The fear paradox: the greater we avoid something, the more likely it is to consume us.

Remember when you were a kid or teen and you dared your friends to do something scary? Sometimes it was something that in hindsight wasn’t so scary like going up to a police officer and asking him for the time; other times it was scary but—once again with that good ole’ hindsight—foolish and borderline dangerous, like eating something questionable like glue or a bug?

Regardless of what kind of dare you were given or gave, the intent was always the same: to get a thrill, a rise, a rush of adrenaline through our youthful veins. Even just giving someone a dare was enough to make our blood pump faster.

If you are reading this, chances are you fall into the adult demographic and your days are filled with lots of R’s (responsibilities). Time is limited while to-do lists are infinite; you are rarely in the now and more often than not, planning what needs to be accomplished or completed next.

One of my colleagues recently said, “I’m going to be like an ostrich and keep my head in the sand.” She was referring to our new virtual reality of teaching through so many new online platforms. A friend of mine shared with me this evening that she accepted a new position because “it’s safe.” As we get older—and with the uncertain backdrop of the ubiquitous pandemic—it’s understandable and downright tempting to want to cling to what is safe, to dig our head into the figurative sand until the unknown passes.

But what would happen if we, as author and professor, Brene Brown suggests in her eponymous book, DARING GREATLY, we became that young kid again (who still resides inside of us)? What if we chose to shake the sand off of our heads and see whatever is going on without judgement? What if we decided to not cling to safety so steadfast and instead, allowed ourselves to feel a little rush of fear as we considered other alternatives to earning money?

When we were children, we dared each other; as adults, we need to serve ourselves a dare: something that will reignite our soul and breathe fresh life into our lives.

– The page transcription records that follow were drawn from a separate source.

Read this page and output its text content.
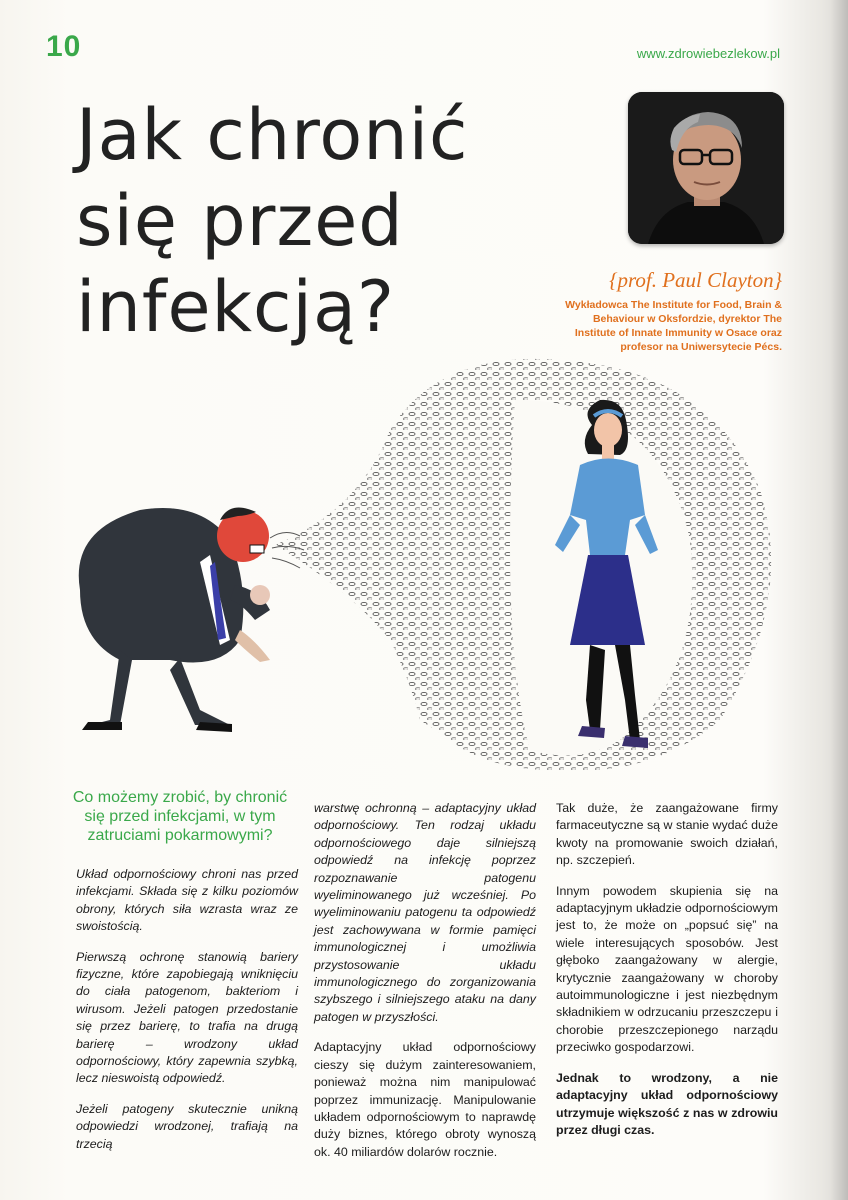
10	www.zdrowiebezlekow.pl
Jak chronić
się przed
infekcją?	{prof. Paul Clayton}
Wykładowca The Institute for Food, Brain & Behaviour w Oksfordzie, dyrektor The Institute of Innate Immunity w Osace oraz profesor na Uniwersytecie Pécs.
Co możemy zrobić, by chronić się przed infekcjami, w tym zatruciami pokarmowymi?

Układ odpornościowy chroni nas przed infekcjami. Składa się z kilku poziomów obrony, których siła wzrasta wraz ze swoistością.

Pierwszą ochronę stanowią bariery fizyczne, które zapobiegają wniknięciu do ciała patogenom, bakteriom i wirusom. Jeżeli patogen przedostanie się przez barierę, to trafia na drugą barierę – wrodzony układ odpornościowy, który zapewnia szybką, lecz nieswoistą odpowiedź.

Jeżeli patogeny skutecznie unikną odpowiedzi wrodzonej, trafiają na trzecią

warstwę ochronną – adaptacyjny układ odpornościowy. Ten rodzaj układu odpornościowego daje silniejszą odpowiedź na infekcję poprzez rozpoznawanie patogenu wyeliminowanego już wcześniej. Po wyeliminowaniu patogenu ta odpowiedź jest zachowywana w formie pamięci immunologicznej i umożliwia przystosowanie układu immunologicznego do zorganizowania szybszego i silniejszego ataku na dany patogen w przyszłości.

Adaptacyjny układ odpornościowy cieszy się dużym zainteresowaniem, ponieważ można nim manipulować poprzez immunizację. Manipulowanie układem odpornościowym to naprawdę duży biznes, którego obroty wynoszą ok. 40 miliardów dolarów rocznie.

Tak duże, że zaangażowane firmy farmaceutyczne są w stanie wydać duże kwoty na promowanie swoich działań, np. szczepień.

Innym powodem skupienia się na adaptacyjnym układzie odpornościowym jest to, że może on „popsuć się” na wiele interesujących sposobów. Jest głęboko zaangażowany w alergie, krytycznie zaangażowany w choroby autoimmunologiczne i jest niezbędnym składnikiem w odrzucaniu przeszczepu i chorobie przeszczepionego narządu przeciwko gospodarzowi.

Jednak to wrodzony, a nie adaptacyjny układ odpornościowy utrzymuje większość z nas w zdrowiu przez długi czas.
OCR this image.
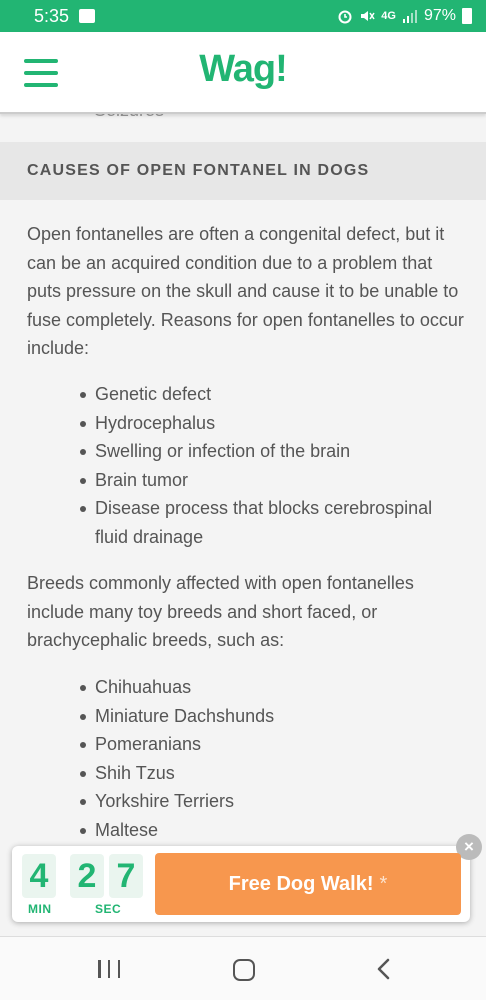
5:35	4G 97%
Wag!
CAUSES OF OPEN FONTANEL IN DOGS

Open fontanelles are often a congenital defect, but it can be an acquired condition due to a problem that puts pressure on the skull and cause it to be unable to fuse completely. Reasons for open fontanelles to occur include:

Genetic defect
Hydrocephalus
Swelling or infection of the brain
Brain tumor
Disease process that blocks cerebrospinal fluid drainage

Breeds commonly affected with open fontanelles include many toy breeds and short faced, or brachycephalic breeds, such as:

Chihuahuas
Miniature Dachshunds
Pomeranians
Shih Tzus
Yorkshire Terriers
Maltese
×
4 2 7
MIN	SEC
Free Dog Walk! *
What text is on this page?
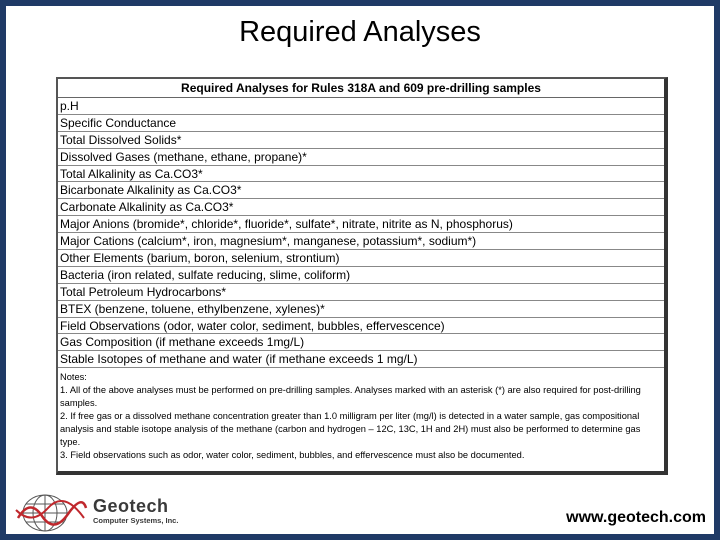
Required Analyses
Required Analyses for Rules 318A and 609 pre-drilling samples
p.H
Specific Conductance
Total Dissolved Solids*
Dissolved Gases (methane, ethane, propane)*
Total Alkalinity as Ca.CO3*
Bicarbonate Alkalinity as Ca.CO3*
Carbonate Alkalinity as Ca.CO3*
Major Anions (bromide*, chloride*, fluoride*, sulfate*, nitrate, nitrite as N, phosphorus)
Major Cations (calcium*, iron, magnesium*, manganese, potassium*, sodium*)
Other Elements (barium, boron, selenium, strontium)
Bacteria (iron related, sulfate reducing, slime, coliform)
Total Petroleum Hydrocarbons*
BTEX (benzene, toluene, ethylbenzene, xylenes)*
Field Observations (odor, water color, sediment, bubbles, effervescence)
Gas Composition (if methane exceeds 1mg/L)
Stable Isotopes of methane and water (if methane exceeds 1 mg/L)

Notes:

1. All of the above analyses must be performed on pre-drilling samples. Analyses marked with an asterisk (*) are also required for post-drilling samples.

2. If free gas or a dissolved methane concentration greater than 1.0 milligram per liter (mg/l) is detected in a water sample, gas compositional analysis and stable isotope analysis of the methane (carbon and hydrogen – 12C, 13C, 1H and 2H) must also be performed to determine gas type.

3. Field observations such as odor, water color, sediment, bubbles, and effervescence must also be documented.

Geotech
Computer Systems, Inc.	www.geotech.com
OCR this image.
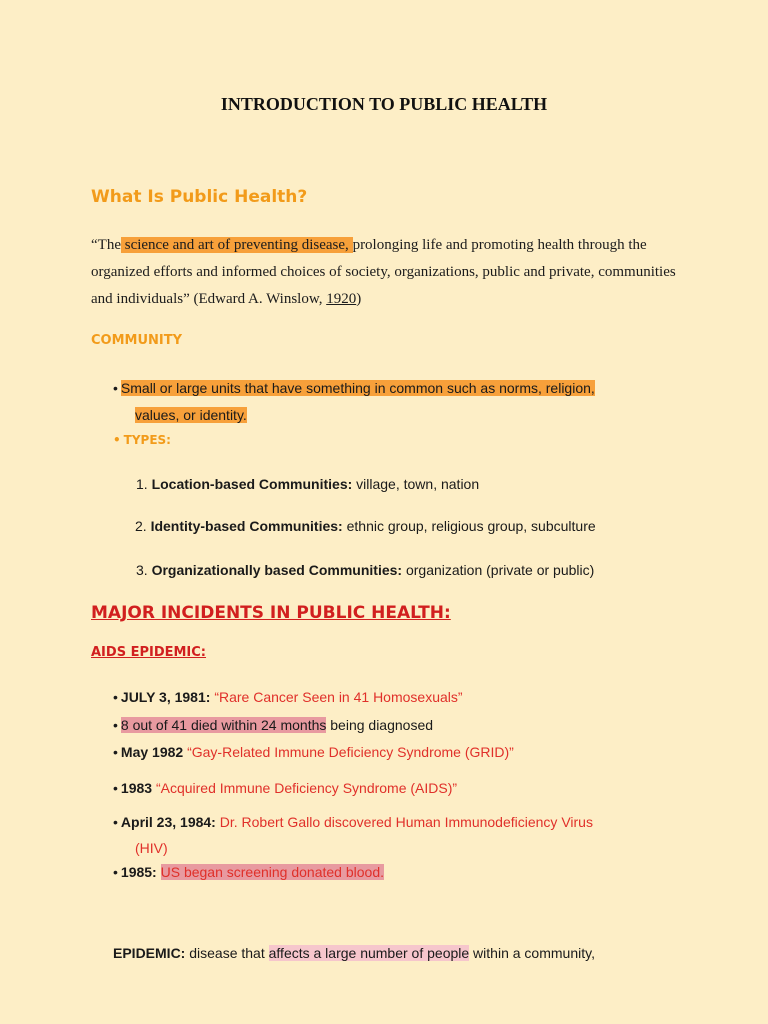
INTRODUCTION TO PUBLIC HEALTH
What Is Public Health?
“The science and art of preventing disease, prolonging life and promoting health through the organized efforts and informed choices of society, organizations, public and private, communities and individuals” (Edward A. Winslow, 1920)
COMMUNITY
• Small or large units that have something in common such as norms, religion,
values, or identity.
• TYPES:
1. Location-based Communities: village, town, nation
2. Identity-based Communities: ethnic group, religious group, subculture
3. Organizationally based Communities: organization (private or public)
MAJOR INCIDENTS IN PUBLIC HEALTH:
AIDS EPIDEMIC:
• JULY 3, 1981: “Rare Cancer Seen in 41 Homosexuals”
• 8 out of 41 died within 24 months being diagnosed
• May 1982 “Gay-Related Immune Deficiency Syndrome (GRID)”
• 1983 “Acquired Immune Deficiency Syndrome (AIDS)”
• April 23, 1984: Dr. Robert Gallo discovered Human Immunodeficiency Virus
(HIV)
• 1985: US began screening donated blood.
EPIDEMIC: disease that affects a large number of people within a community,
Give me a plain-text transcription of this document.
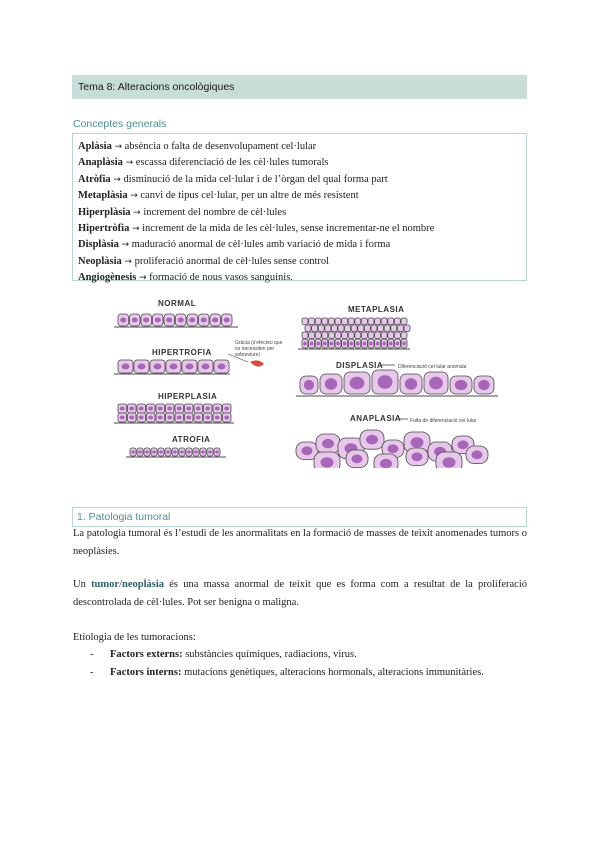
Tema 8: Alteracions oncològiques
Conceptes generals
Aplàsia → absència o falta de desenvolupament cel·lular
Anaplàsia → escassa diferenciació de les cèl·lules tumorals
Atròfia → disminució de la mida cel·lular i de l’òrgan del qual forma part
Metaplàsia → canvi de tipus cel·lular, per un altre de més resistent
Hiperplàsia → increment del nombre de cèl·lules
Hipertròfia → increment de la mida de les cèl·lules, sense incrementar-ne el nombre
Displàsia → maduració anormal de cèl·lules amb variació de mida i forma
Neoplàsia → proliferació anormal de cèl·lules sense control
Angiogènesis → formació de nous vasos sanguinis.
NORMAL
HIPERTROFIA
HIPERPLASIA
ATROFIA
METAPLASIA
DISPLASIA
ANAPLASIA
Gràcia (s'efecteu que
es necessiten per
sobreviure)
Diferenciació cel·lular anomala
Falta de diferenciació cel·lular
1. Patologia tumoral
La patologia tumoral és l’estudi de les anormalitats en la formació de masses de teixit anomenades tumors o neoplàsies.
Un tumor/neoplàsia és una massa anormal de teixit que es forma com a resultat de la proliferació descontrolada de cèl·lules. Pot ser benigna o maligna.
Etiologia de les tumoracions:
- Factors externs: substàncies químiques, radiacions, virus.
- Factors interns: mutacions genètiques, alteracions hormonals, alteracions immunitàries.
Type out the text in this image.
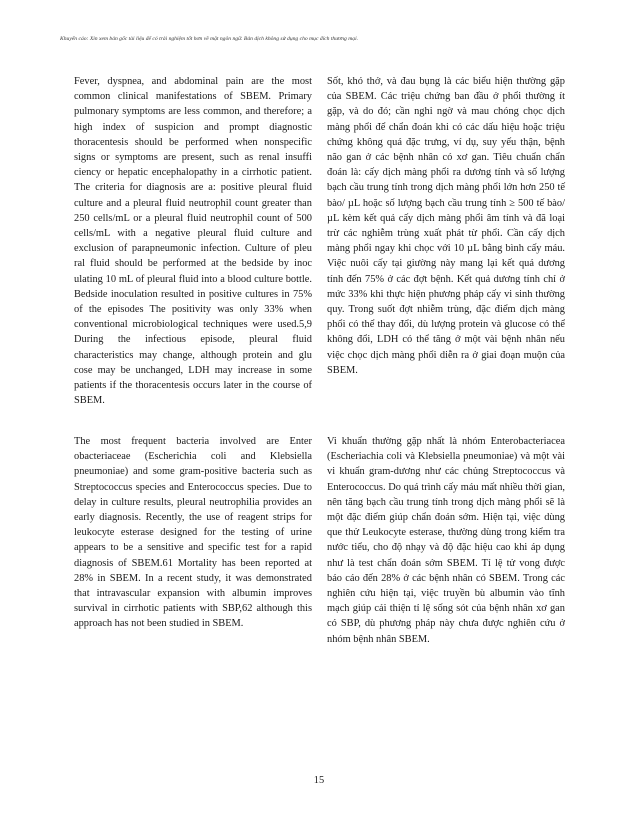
Khuyến cáo: Xin xem bản gốc tài liệu để có trải nghiệm tốt hơn về mặt ngôn ngữ. Bản dịch không sử dụng cho mục đích thương mại.
Fever, dyspnea, and abdominal pain are the most common clinical manifestations of SBEM. Primary pulmonary symptoms are less common, and therefore; a high index of suspicion and prompt diagnostic thoracentesis should be performed when nonspecific signs or symptoms are present, such as renal insuffi ciency or hepatic encephalopathy in a cirrhotic patient. The criteria for diagnosis are a: positive pleural fluid culture and a pleural fluid neutrophil count greater than 250 cells/mL or a pleural fluid neutrophil count of 500 cells/mL with a negative pleural fluid culture and exclusion of parapneumonic infection. Culture of pleu ral fluid should be performed at the bedside by inoc ulating 10 mL of pleural fluid into a blood culture bottle. Bedside inoculation resulted in positive cultures in 75% of the episodes The positivity was only 33% when conventional microbiological techniques were used.5,9 During the infectious episode, pleural fluid characteristics may change, although protein and glu cose may be unchanged, LDH may increase in some patients if the thoracentesis occurs later in the course of SBEM.
Sốt, khó thở, và đau bụng là các biểu hiện thường gặp của SBEM. Các triệu chứng ban đầu ở phổi thường ít gặp, và do đó; cần nghi ngờ và mau chóng chọc dịch màng phổi để chẩn đoán khi có các dấu hiệu hoặc triệu chứng không quá đặc trưng, ví dụ, suy yếu thận, bệnh não gan ở các bệnh nhân có xơ gan. Tiêu chuẩn chẩn đoán là: cấy dịch màng phổi ra dương tính và số lượng bạch cầu trung tính trong dịch màng phổi lớn hơn 250 tế bào/ µL hoặc số lượng bạch cầu trung tính ≥ 500 tế bào/ µL kèm kết quả cấy dịch màng phổi âm tính và đã loại trừ các nghiễm trùng xuất phát từ phổi. Cần cấy dịch màng phổi ngay khi chọc với 10 µL bằng bình cấy máu. Việc nuôi cấy tại giường này mang lại kết quả dương tính đến 75% ở các đợt bệnh. Kết quả dương tính chỉ ở mức 33% khi thực hiện phương pháp cấy vi sinh thường quy. Trong suốt đợt nhiễm trùng, đặc điểm dịch màng phổi có thể thay đổi, dù lượng protein và glucose có thể không đổi, LDH có thể tăng ở một vài bệnh nhân nếu việc chọc dịch màng phổi diễn ra ở giai đoạn muộn của SBEM.
The most frequent bacteria involved are Enter obacteriaceae (Escherichia coli and Klebsiella pneumoniae) and some gram-positive bacteria such as Streptococcus species and Enterococcus species. Due to delay in culture results, pleural neutrophilia provides an early diagnosis. Recently, the use of reagent strips for leukocyte esterase designed for the testing of urine appears to be a sensitive and specific test for a rapid diagnosis of SBEM.61 Mortality has been reported at 28% in SBEM. In a recent study, it was demonstrated that intravascular expansion with albumin improves survival in cirrhotic patients with SBP,62 although this approach has not been studied in SBEM.
Vi khuẩn thường gặp nhất là nhóm Enterobacteriacea (Escheriachia coli và Klebsiella pneumoniae) và một vài vi khuẩn gram-dương như các chủng Streptococcus và Enterococcus. Do quá trình cấy máu mất nhiều thời gian, nên tăng bạch cầu trung tính trong dịch màng phổi sẽ là một đặc điểm giúp chẩn đoán sớm. Hiện tại, việc dùng que thử Leukocyte esterase, thường dùng trong kiểm tra nước tiểu, cho độ nhạy và độ đặc hiệu cao khi áp dụng như là test chẩn đoán sớm SBEM. Tỉ lệ tử vong được báo cáo đến 28% ở các bệnh nhân có SBEM. Trong các nghiên cứu hiện tại, việc truyền bù albumin vào tĩnh mạch giúp cải thiện tỉ lệ sống sót của bệnh nhân xơ gan có SBP, dù phương pháp này chưa được nghiên cứu ở nhóm bệnh nhân SBEM.
15
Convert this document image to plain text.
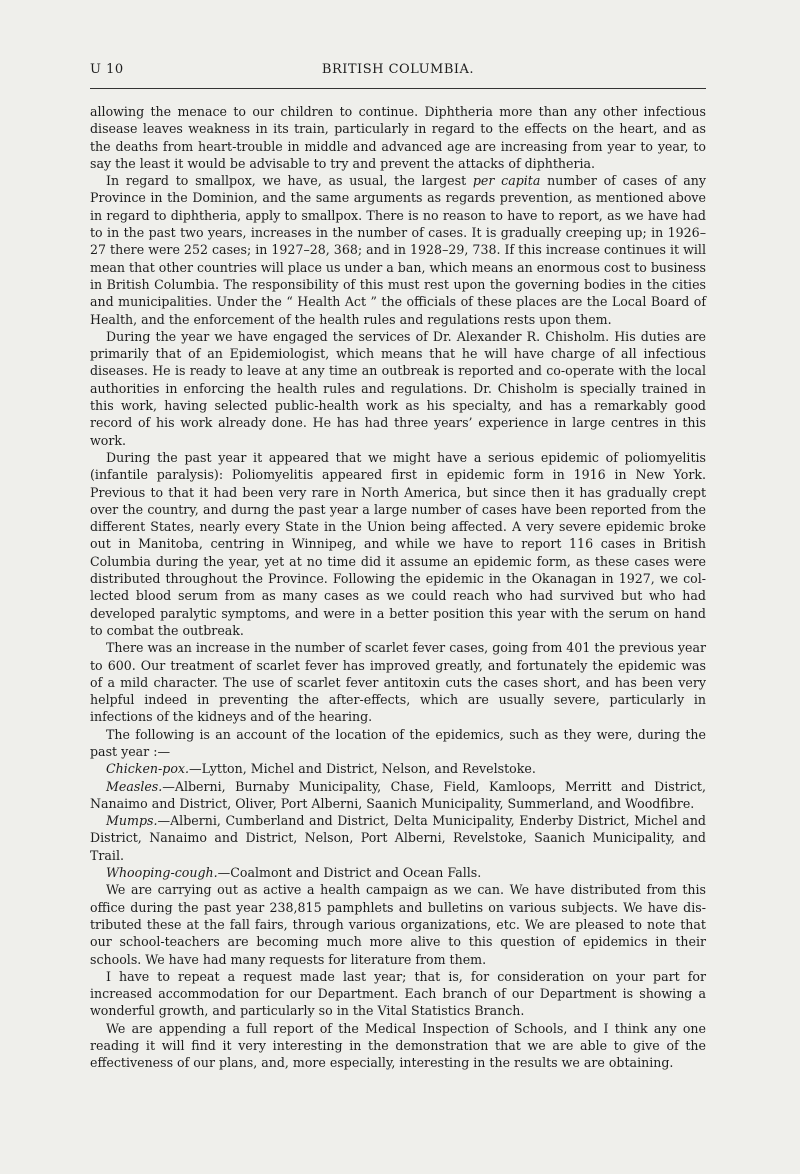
U 10	BRITISH COLUMBIA.

allowing the menace to our children to continue. Diphtheria more than any other infectious disease leaves weakness in its train, particularly in regard to the effects on the heart, and as the deaths from heart-trouble in middle and advanced age are increasing from year to year, to say the least it would be advisable to try and prevent the attacks of diphtheria.

In regard to smallpox, we have, as usual, the largest per capita number of cases of any Province in the Dominion, and the same arguments as regards prevention, as mentioned above in regard to diphtheria, apply to smallpox. There is no reason to have to report, as we have had to in the past two years, increases in the number of cases. It is gradually creeping up; in 1926–27 there were 252 cases; in 1927–28, 368; and in 1928–29, 738. If this increase continues it will mean that other countries will place us under a ban, which means an enormous cost to business in British Columbia. The responsibility of this must rest upon the governing bodies in the cities and municipalities. Under the “ Health Act ” the officials of these places are the Local Board of Health, and the enforcement of the health rules and regulations rests upon them.

During the year we have engaged the services of Dr. Alexander R. Chisholm. His duties are primarily that of an Epidemiologist, which means that he will have charge of all infectious diseases. He is ready to leave at any time an outbreak is reported and co-operate with the local authorities in enforcing the health rules and regulations. Dr. Chisholm is specially trained in this work, having selected public-health work as his specialty, and has a remarkably good record of his work already done. He has had three years’ experience in large centres in this work.

During the past year it appeared that we might have a serious epidemic of poliomyelitis (infantile paralysis): Poliomyelitis appeared first in epidemic form in 1916 in New York. Previous to that it had been very rare in North America, but since then it has gradually crept over the country, and durng the past year a large number of cases have been reported from the different States, nearly every State in the Union being affected. A very severe epidemic broke out in Manitoba, centring in Winnipeg, and while we have to report 116 cases in British Columbia during the year, yet at no time did it assume an epidemic form, as these cases were distributed throughout the Province. Following the epidemic in the Okanagan in 1927, we col-lected blood serum from as many cases as we could reach who had survived but who had developed paralytic symptoms, and were in a better position this year with the serum on hand to combat the outbreak.

There was an increase in the number of scarlet fever cases, going from 401 the previous year to 600. Our treatment of scarlet fever has improved greatly, and fortunately the epidemic was of a mild character. The use of scarlet fever antitoxin cuts the cases short, and has been very helpful indeed in preventing the after-effects, which are usually severe, particularly in infections of the kidneys and of the hearing.

The following is an account of the location of the epidemics, such as they were, during the past year :—

Chicken-pox.—Lytton, Michel and District, Nelson, and Revelstoke.

Measles.—Alberni, Burnaby Municipality, Chase, Field, Kamloops, Merritt and District, Nanaimo and District, Oliver, Port Alberni, Saanich Municipality, Summerland, and Woodfibre.

Mumps.—Alberni, Cumberland and District, Delta Municipality, Enderby District, Michel and District, Nanaimo and District, Nelson, Port Alberni, Revelstoke, Saanich Municipality, and Trail.

Whooping-cough.—Coalmont and District and Ocean Falls.

We are carrying out as active a health campaign as we can. We have distributed from this office during the past year 238,815 pamphlets and bulletins on various subjects. We have dis-tributed these at the fall fairs, through various organizations, etc. We are pleased to note that our school-teachers are becoming much more alive to this question of epidemics in their schools. We have had many requests for literature from them.

I have to repeat a request made last year; that is, for consideration on your part for increased accommodation for our Department. Each branch of our Department is showing a wonderful growth, and particularly so in the Vital Statistics Branch.

We are appending a full report of the Medical Inspection of Schools, and I think any one reading it will find it very interesting in the demonstration that we are able to give of the effectiveness of our plans, and, more especially, interesting in the results we are obtaining.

Consider the pandemic, the growing violence in our world, the political tension—let’s not forget the killer hornets and potential meteor headed our way (the day before the US Election). Do we really have the control that we are so hungry for? Uncertainty is abound, and here’s the rub: the more we cling to things/people/circumstances for peace of mind, the less peace of mind we will experience. 

So what can we do? How can we serve ourselves a dish of happiness in such an uncertain world? We can find opportunities to dare ourselves—even if it’s over something that might seem small. 

My dare is often involving facing my fears. Fears embraced lose their power over us. And there’s nothing that feels more alive than meeting your fear head-on—talk about an adrenaline rush!

The great thing about being an adult is you don’t need to wait for someone to dare you. But since I’m still that kid inside who never grew up, I’ll take this moment to dare you, right now! Serve yourself a daring dish and watch your life change—dare I say, for the better!